Questions to consider: diseased tissue or blood samples:
- Which stage(s) do you require? Is there any flexibility?
For example, late stage cancer donors (stage IV) may be less likely to be operated on and are more likely to have received treatment prior to surgery. Stage IV cancer patients may also be less well able to provide blood for research, so approval may not be given for a study, or for smaller volumes. Healthy donors may be able to give 40ml or even 500ml; a patient often only 10ml.
If you require large cancer samples, deceased donor specimens, where large tumor samples are available from donors where the cancer was the cause of death, may be a better option. The amount of tumor is extensive, metastases can also be collected if requested, and there is no need to spare normal tissue, or to retain tumor for diagnosis.
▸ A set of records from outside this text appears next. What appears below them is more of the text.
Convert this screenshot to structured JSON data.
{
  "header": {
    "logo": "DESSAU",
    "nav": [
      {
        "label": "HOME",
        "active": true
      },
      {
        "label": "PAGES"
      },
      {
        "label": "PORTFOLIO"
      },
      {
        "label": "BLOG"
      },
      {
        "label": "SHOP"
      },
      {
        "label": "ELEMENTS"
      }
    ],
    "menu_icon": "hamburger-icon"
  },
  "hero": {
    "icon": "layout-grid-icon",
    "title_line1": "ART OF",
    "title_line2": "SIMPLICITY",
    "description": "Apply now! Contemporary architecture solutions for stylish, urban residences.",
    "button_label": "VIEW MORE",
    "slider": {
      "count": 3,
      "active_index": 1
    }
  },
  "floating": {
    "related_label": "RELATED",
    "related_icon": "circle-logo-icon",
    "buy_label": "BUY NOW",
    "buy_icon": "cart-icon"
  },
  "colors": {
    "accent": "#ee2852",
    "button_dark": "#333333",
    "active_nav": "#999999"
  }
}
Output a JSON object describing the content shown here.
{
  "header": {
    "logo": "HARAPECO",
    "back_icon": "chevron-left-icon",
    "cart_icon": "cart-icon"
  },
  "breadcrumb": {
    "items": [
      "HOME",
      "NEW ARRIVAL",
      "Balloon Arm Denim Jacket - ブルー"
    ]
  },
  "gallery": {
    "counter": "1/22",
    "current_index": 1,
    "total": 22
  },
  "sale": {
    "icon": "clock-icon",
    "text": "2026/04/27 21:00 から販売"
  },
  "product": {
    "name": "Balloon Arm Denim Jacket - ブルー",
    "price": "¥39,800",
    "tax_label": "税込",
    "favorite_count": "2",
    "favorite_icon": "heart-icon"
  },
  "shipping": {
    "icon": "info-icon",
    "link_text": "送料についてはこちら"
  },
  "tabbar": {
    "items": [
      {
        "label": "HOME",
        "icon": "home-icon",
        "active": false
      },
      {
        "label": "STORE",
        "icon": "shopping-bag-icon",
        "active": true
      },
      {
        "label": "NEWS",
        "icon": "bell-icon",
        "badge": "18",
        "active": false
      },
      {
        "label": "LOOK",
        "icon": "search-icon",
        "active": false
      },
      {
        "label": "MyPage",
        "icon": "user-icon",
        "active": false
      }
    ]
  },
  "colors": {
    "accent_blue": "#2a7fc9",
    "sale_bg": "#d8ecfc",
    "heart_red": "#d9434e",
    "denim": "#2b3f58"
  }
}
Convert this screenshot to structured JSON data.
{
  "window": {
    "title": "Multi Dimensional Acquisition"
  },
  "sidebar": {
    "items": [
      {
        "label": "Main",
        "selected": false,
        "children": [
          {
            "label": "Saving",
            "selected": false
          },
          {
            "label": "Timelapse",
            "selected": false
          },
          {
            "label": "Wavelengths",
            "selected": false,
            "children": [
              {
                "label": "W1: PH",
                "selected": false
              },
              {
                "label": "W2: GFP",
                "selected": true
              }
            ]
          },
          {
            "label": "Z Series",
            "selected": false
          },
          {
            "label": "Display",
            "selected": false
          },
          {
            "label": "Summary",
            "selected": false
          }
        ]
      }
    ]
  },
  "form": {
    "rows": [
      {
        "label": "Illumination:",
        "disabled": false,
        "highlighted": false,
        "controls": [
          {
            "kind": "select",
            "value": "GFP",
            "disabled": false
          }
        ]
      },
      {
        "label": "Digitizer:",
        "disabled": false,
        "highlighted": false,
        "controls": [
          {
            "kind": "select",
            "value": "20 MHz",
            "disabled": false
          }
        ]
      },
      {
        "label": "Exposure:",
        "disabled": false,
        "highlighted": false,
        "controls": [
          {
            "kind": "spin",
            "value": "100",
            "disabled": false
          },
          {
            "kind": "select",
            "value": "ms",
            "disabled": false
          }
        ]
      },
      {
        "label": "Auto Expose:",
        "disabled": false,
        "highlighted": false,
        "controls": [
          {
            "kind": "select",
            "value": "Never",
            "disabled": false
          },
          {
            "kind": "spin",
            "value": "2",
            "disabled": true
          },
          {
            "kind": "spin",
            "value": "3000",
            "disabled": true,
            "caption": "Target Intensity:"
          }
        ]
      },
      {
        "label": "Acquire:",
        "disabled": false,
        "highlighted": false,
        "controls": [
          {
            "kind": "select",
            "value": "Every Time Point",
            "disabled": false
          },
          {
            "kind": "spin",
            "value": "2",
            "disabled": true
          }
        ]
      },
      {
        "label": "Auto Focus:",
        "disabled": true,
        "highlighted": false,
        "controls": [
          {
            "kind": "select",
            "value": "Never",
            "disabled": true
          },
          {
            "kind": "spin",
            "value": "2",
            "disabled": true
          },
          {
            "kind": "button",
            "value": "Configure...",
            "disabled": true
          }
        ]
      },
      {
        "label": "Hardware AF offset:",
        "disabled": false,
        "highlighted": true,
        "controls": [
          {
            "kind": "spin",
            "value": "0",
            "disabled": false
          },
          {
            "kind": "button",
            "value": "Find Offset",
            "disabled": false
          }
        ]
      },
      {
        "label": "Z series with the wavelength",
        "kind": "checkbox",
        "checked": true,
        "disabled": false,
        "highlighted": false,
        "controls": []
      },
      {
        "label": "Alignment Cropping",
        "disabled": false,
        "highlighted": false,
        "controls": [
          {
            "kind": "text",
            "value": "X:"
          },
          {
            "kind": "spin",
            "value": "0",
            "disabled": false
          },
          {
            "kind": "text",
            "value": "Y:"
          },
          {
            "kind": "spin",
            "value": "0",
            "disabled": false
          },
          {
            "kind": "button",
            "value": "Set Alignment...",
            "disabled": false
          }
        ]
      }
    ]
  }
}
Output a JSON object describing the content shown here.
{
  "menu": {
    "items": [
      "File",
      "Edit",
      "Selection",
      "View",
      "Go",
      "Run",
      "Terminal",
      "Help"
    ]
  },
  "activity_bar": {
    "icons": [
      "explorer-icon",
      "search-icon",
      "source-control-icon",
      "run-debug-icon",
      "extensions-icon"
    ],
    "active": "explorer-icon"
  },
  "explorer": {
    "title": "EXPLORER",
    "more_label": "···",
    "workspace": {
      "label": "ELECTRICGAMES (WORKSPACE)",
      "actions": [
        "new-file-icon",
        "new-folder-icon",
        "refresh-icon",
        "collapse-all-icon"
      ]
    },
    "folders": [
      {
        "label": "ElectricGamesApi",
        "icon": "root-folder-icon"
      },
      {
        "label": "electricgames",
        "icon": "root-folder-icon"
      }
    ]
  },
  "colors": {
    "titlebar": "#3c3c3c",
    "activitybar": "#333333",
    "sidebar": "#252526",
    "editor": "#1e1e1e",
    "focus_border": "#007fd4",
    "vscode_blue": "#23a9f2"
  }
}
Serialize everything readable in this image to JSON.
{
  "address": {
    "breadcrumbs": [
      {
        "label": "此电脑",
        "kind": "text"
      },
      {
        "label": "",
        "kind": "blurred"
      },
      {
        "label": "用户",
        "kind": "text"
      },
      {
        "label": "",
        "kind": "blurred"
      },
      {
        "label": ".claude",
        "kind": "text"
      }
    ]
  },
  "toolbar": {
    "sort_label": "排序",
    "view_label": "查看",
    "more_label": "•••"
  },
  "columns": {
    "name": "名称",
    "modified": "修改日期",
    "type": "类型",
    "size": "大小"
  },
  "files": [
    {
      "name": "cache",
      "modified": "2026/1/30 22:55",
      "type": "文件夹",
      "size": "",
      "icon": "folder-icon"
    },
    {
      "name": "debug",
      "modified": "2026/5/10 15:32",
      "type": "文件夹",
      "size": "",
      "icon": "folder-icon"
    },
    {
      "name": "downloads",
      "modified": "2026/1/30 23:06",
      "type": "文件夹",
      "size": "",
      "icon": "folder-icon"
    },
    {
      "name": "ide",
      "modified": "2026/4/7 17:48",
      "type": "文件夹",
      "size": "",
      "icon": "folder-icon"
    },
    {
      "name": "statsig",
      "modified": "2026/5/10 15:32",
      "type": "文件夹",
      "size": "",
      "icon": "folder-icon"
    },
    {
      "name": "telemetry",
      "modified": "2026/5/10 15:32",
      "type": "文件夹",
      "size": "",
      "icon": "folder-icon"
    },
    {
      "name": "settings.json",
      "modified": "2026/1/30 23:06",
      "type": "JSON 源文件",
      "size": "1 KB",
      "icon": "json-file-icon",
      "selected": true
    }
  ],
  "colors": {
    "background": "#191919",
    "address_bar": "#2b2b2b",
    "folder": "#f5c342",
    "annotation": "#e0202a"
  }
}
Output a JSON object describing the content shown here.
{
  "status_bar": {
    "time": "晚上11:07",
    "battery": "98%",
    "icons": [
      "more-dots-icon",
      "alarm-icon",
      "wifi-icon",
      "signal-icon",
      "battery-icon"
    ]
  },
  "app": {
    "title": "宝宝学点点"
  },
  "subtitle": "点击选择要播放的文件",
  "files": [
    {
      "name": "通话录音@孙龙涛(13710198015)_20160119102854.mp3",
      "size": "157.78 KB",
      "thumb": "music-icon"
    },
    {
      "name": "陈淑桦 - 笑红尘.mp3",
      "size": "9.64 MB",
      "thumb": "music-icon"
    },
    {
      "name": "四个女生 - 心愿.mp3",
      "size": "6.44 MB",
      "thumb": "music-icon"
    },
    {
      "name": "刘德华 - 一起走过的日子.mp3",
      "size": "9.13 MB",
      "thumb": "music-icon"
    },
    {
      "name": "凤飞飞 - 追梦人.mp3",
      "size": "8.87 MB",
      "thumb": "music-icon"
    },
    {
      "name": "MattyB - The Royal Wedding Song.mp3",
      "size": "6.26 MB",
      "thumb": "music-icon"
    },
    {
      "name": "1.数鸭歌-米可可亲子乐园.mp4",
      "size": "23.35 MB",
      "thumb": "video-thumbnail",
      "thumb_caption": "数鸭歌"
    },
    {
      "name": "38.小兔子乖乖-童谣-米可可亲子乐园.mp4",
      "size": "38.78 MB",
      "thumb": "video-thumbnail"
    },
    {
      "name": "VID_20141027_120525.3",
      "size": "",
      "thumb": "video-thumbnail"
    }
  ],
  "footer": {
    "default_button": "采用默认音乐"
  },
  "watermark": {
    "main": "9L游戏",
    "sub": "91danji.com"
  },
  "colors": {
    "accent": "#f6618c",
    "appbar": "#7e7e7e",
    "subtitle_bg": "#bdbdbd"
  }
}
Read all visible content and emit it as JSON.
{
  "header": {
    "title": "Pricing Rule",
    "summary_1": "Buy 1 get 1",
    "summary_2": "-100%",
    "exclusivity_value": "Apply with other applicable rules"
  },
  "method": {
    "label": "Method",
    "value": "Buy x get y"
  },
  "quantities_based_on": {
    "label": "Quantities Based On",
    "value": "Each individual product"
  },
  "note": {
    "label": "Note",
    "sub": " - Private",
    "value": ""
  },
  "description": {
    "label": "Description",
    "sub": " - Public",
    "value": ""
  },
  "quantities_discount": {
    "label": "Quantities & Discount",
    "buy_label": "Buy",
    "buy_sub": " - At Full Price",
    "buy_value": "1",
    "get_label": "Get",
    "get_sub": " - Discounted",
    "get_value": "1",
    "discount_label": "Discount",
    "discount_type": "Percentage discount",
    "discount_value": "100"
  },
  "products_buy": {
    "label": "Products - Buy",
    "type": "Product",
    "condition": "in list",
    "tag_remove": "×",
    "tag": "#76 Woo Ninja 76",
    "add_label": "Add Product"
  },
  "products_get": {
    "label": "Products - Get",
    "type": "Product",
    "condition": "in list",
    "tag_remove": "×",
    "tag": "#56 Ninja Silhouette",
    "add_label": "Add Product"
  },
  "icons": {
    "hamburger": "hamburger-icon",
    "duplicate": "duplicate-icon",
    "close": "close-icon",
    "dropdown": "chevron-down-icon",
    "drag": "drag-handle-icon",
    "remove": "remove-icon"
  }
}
- Pre-treated or treatment naïve? Early stage cancer donors are more likely to present in Western countries, and surgeries are more likely to be performed treatment-naïve. Pre-treated patients’ cancer samples may have large areas of necrosis. Do you need to place limits on this?
Deceased donors will often have received treatment, although usually not within approximately 2 months of passing. The large amounts of tumor available may compensate for lower cell viability or high necrosis levels.
- Do you need a particular % tumor? Or limits re. the % necrosis? Please let us know. Clinical tissue samples can be assessed by a pathologist to check they meet your requirements
- Do you have any limits re. treatments, or comorbidities?
- How much data do you need? Do you require biomarker data? Do certain biomarkers need to be present, or do you just need to know whether they have been assessed? What is your timeframe? For examples, PSA readings may not have been taken on the day of surgery, or for some time before.